The chancellor asked George Cox, chairman of the Design Council, to examine how the UK's expertise in advertising, software, the media and universities can be exploited to boost industrial competitiveness. Mr Cox, former head of the Institute of Directors, will report in time for autumn's pre-Budget report.
The review is to be accompanied by a study into the economic potential of creativity and £10m or more of extra funding for the Arts Council, for training.
Mr Brown's emphasis on manufacturing reflects concern that, while the outlook for the sector has begun to look more positive, its share of total economic output has continued to shrink. The number of manufacturing jobs is falling steadily and Mr Brown used a recent tour of China to promote a rescue deal for MG Rover with a Shanghai carmaker.

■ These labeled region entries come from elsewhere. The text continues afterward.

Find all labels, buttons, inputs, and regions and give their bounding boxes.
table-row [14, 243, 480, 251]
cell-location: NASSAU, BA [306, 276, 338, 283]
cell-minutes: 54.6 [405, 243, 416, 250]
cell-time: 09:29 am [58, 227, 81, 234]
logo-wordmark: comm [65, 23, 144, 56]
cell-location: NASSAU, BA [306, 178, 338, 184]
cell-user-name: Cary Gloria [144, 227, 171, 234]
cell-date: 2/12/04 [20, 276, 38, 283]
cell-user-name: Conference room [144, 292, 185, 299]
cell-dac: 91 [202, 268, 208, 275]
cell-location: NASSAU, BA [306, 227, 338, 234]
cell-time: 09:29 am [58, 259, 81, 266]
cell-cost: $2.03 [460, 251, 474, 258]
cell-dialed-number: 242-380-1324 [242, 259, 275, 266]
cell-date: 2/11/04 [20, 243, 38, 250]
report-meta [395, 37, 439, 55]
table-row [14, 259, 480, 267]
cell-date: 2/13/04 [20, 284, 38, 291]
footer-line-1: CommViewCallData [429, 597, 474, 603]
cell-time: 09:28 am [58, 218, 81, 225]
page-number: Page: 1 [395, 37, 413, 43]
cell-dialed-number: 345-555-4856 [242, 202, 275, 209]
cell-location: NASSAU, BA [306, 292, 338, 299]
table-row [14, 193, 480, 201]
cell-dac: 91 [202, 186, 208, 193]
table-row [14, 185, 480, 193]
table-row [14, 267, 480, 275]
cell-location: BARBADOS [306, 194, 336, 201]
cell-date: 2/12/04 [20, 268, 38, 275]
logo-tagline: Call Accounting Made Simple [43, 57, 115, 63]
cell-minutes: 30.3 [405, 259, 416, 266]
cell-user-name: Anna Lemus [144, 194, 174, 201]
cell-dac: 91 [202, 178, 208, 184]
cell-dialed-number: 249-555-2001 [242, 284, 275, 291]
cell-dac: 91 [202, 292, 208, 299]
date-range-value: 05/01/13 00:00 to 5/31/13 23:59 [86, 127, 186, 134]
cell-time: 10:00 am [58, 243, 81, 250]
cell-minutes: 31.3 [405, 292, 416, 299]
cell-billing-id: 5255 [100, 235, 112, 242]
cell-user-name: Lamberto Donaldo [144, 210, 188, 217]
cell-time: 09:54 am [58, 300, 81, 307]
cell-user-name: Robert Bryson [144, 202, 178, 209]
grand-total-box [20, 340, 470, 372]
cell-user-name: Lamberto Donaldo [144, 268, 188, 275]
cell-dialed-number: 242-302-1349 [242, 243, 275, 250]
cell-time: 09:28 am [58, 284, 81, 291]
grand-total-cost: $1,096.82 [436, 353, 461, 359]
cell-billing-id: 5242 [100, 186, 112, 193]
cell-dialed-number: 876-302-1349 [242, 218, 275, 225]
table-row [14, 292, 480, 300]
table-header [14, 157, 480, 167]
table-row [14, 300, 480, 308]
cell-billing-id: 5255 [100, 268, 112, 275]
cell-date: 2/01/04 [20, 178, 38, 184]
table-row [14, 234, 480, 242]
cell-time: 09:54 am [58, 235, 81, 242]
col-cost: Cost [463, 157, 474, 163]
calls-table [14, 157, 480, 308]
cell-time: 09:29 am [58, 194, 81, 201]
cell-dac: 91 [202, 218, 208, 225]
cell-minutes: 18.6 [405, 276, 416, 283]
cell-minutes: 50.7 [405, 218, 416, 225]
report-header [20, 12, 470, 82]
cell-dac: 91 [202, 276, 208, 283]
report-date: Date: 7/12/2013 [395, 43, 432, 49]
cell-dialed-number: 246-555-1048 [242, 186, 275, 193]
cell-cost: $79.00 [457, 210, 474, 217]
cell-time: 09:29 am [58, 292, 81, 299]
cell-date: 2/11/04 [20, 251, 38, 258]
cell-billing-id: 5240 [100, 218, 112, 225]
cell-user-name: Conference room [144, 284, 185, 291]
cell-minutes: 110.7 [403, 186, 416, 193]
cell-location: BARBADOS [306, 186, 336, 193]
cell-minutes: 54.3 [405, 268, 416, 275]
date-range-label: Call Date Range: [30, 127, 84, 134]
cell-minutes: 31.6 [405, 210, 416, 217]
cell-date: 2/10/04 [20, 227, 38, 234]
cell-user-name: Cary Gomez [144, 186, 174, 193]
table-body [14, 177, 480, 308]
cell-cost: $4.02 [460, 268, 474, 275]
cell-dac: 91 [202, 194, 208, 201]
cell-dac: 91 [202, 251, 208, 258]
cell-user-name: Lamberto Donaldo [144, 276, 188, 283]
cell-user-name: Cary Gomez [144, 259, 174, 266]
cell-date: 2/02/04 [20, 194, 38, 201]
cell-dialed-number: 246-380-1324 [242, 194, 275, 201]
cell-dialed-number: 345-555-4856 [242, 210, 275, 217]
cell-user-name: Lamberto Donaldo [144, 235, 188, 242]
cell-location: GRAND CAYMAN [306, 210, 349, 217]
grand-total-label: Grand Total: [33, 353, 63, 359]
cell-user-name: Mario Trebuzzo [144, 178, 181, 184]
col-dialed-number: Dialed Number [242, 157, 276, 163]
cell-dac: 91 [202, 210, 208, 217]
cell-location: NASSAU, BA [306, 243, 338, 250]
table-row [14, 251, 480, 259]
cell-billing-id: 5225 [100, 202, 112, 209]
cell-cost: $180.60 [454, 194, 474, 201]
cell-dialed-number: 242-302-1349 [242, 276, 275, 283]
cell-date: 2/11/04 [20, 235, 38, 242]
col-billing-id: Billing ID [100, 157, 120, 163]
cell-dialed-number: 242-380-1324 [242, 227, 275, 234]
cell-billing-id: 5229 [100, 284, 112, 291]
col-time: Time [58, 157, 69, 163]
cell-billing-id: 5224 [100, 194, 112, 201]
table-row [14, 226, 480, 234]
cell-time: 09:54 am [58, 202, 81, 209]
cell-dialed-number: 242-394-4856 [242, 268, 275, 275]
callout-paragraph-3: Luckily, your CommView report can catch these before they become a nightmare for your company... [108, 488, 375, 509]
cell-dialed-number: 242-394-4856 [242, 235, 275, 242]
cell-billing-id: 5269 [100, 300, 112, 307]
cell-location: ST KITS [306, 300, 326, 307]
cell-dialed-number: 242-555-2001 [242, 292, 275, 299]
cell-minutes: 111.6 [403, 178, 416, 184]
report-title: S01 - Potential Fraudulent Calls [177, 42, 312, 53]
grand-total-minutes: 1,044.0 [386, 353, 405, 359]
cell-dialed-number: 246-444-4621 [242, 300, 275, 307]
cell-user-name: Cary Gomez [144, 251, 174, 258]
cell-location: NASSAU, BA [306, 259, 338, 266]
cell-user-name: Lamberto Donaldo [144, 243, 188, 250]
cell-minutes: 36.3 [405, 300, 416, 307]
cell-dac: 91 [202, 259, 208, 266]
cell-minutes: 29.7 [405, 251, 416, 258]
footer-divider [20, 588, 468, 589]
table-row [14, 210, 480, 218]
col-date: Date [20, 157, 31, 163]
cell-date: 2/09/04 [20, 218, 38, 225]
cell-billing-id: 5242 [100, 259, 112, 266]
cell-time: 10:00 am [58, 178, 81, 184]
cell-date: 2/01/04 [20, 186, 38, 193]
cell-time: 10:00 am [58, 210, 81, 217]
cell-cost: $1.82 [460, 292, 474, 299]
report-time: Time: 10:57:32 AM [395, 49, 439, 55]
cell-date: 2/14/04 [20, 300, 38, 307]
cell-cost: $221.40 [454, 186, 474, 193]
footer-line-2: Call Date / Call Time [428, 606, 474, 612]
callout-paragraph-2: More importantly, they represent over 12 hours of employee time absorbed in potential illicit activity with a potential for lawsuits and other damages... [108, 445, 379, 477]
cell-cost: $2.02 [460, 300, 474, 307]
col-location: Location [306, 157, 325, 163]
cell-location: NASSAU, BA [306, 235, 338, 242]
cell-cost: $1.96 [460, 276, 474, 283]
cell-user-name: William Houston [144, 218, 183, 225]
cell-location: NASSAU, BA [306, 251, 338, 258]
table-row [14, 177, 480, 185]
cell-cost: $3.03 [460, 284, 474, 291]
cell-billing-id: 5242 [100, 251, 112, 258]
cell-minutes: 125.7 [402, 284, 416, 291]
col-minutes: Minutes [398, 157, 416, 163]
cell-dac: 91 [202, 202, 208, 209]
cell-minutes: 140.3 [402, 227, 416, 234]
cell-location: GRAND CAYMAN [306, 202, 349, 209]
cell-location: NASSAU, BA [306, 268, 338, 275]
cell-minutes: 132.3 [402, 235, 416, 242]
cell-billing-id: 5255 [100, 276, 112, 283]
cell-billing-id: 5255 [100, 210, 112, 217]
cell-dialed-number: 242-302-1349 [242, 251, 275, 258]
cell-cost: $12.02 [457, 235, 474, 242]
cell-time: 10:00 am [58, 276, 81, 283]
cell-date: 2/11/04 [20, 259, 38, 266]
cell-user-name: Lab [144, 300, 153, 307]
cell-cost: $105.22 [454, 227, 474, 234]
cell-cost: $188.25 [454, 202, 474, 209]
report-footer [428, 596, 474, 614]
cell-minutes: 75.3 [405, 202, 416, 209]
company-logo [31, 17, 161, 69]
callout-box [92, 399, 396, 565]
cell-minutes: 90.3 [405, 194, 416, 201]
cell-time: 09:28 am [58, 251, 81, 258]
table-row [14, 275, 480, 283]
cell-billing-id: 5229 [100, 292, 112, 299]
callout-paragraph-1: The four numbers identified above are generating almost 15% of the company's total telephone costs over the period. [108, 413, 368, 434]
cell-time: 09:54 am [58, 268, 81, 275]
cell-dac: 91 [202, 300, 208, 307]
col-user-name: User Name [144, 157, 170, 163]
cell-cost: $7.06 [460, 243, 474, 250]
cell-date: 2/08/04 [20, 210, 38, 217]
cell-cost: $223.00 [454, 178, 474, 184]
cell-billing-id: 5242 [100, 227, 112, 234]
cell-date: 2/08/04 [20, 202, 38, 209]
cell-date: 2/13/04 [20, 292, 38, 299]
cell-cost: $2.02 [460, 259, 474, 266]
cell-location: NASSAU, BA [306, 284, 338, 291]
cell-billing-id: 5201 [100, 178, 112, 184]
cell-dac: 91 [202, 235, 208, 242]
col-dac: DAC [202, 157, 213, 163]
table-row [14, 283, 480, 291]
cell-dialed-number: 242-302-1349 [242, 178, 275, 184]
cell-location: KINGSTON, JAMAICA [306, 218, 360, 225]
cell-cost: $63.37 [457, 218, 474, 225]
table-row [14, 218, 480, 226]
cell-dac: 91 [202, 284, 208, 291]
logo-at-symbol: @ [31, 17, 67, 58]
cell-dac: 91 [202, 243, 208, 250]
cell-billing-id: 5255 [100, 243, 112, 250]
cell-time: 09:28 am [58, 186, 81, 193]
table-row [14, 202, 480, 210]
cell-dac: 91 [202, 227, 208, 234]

The chancellor believes that companies will have to compete on quality and added value, rather than price alone, if they are to meet increased challenges from lower-cost Asian producers. He has been persuaded by Design Council research showing that FTSE 100 companies that have invested heavily in design have tended to outperform the index.
Mr Brown is concerned that too few businesses are exploiting the expertise of creative industries. His plans include a new design centre in Newcastle.
"The chancellor recognises that, in the years ahead, manufacturers must move towards high value-added and creative products to unlock new markets," a Treasury official said.